Atrioventricular Nodal Reentry Tachycardia
Electrocardiographic Presentation
In sinus rhythm, the ECG is usually normal unless other unrelated abnormalities are present. During AV nodal reentry tachycardia, the rhythm is regular, with narrow QRS complexes and a rate of 140 to 250 beats per minute. The atria are activated retrogradely, producing the inverted P waves in leads II, III, and aVF. Because atrial and ventricular depolarization occurs simultaneously, the P waves are often obscured by the QRS complexes and cannot be detected on the surface ECG (Figure 78-4, A). However, in about a third of cases of slow-fast AV nodal reentry tachycardia, a terminal positive deflection in lead aVR or V1 (or both), imitating right bundle branch block or pseudo-S waves in the inferiorly oriented leads, may be present, reflecting retrograde activation of the atria. Tachycardia using these pathways in reverse (“fast-slow,” or long RP, tachycardia) is less common (5%-10% of cases).

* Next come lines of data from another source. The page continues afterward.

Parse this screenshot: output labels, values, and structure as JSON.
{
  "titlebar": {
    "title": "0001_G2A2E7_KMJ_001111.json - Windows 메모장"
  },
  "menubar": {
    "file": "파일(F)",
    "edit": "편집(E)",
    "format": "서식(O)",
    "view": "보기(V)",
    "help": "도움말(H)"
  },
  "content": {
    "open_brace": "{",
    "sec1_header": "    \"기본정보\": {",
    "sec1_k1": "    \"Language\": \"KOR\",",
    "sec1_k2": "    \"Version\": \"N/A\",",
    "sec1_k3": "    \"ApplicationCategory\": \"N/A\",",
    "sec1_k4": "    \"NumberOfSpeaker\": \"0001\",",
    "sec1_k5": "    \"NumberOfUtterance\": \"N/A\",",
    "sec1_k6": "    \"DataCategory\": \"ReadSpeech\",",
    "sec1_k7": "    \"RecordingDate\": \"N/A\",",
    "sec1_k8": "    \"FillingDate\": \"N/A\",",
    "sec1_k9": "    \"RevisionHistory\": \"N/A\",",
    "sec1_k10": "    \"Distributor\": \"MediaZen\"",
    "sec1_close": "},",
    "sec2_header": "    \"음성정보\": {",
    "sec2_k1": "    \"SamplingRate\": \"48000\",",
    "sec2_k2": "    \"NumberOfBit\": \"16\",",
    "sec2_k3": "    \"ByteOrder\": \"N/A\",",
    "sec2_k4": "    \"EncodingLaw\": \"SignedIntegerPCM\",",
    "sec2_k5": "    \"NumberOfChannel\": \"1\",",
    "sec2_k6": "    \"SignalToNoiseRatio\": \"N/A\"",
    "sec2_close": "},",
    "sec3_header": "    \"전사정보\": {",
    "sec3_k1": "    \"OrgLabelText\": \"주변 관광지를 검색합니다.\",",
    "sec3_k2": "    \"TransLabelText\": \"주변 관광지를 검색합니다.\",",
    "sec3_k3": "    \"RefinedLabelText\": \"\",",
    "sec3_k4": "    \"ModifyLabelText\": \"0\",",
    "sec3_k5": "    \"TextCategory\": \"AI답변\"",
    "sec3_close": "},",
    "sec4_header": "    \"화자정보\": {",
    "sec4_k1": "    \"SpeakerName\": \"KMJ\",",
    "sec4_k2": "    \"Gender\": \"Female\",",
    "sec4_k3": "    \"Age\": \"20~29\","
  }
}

Atrioventricular Reentry Tachycardia
Mechanism and Electrocardiographic Presentation
The reentry circuit of orthodromic AV reentry tachycardia involves the AV node and an accessory pathway, with the impulses conducting from the atria to the ventricles over the AV node and traveling in the reverse direction through the accessory pathway (see Figure 78-4, B). In antidromic AV reentry tachycardia, the reentrant impulses conduct antegradely from the atria to the ventricles via an accessory pathway and retrogradely via the AV node or a second accessory pathway (see Figure 78-4, C). Antidromic AV reentry tachycardia is uncommon (<10% of cases). Atrial fibrillation is usually encountered in patients with antegradely conducting pathways (see Figure 78-4, D).
Acute Management
In an emergency, distinguishing between AV nodal reentry tachycardia and AV reentry tachycardia may be difficult, but it is usually not critical, because both tachycardias respond to the same treatment. If the patient is hemodynamically stable, vagal maneuvers including carotid sinus massage, Valsalva maneuver, and facial immersion in cold water (diving reflex) can terminate tachycardia in about 50% of patients (Box 78-1).3,4 Commercially available gel packs can be used as cold compresses instead of facial immersion, but the most important element is wet nostrils and breath-holding.
Box 78-1
Vagal Maneuvers to Terminate Tachycardia
Carotid Sinus Massage
Valsalva Maneuver
Pharmacologic Termination
AV blocking agents such as adenosine, verapamil, diltiazem, and beta-blockers are effective in terminating both AV nodal reentry and AV reentry tachycardia (Table 78-1).1
Adenosine
Intravenous (IV) adenosine is effective in diagnosing, rate slowing, and often terminating narrow-complex tachycardias.5 Adenosine usually terminates AV nodal reentry tachycardia and AV reentry tachycardia but rarely interrupts the atrial flutter circuit and does not suppress automatic atrial tachycardia; it can, however, produce high-degree AV block during which the tachycardia persists (Figure 78-5). It has no effect on most ventricular tachycardias. Adenosine is advantageous compared with verapamil because of its rapid onset and the absence of a negative inotropic effect in patients with poor left ventricular function and those with significant hypotension.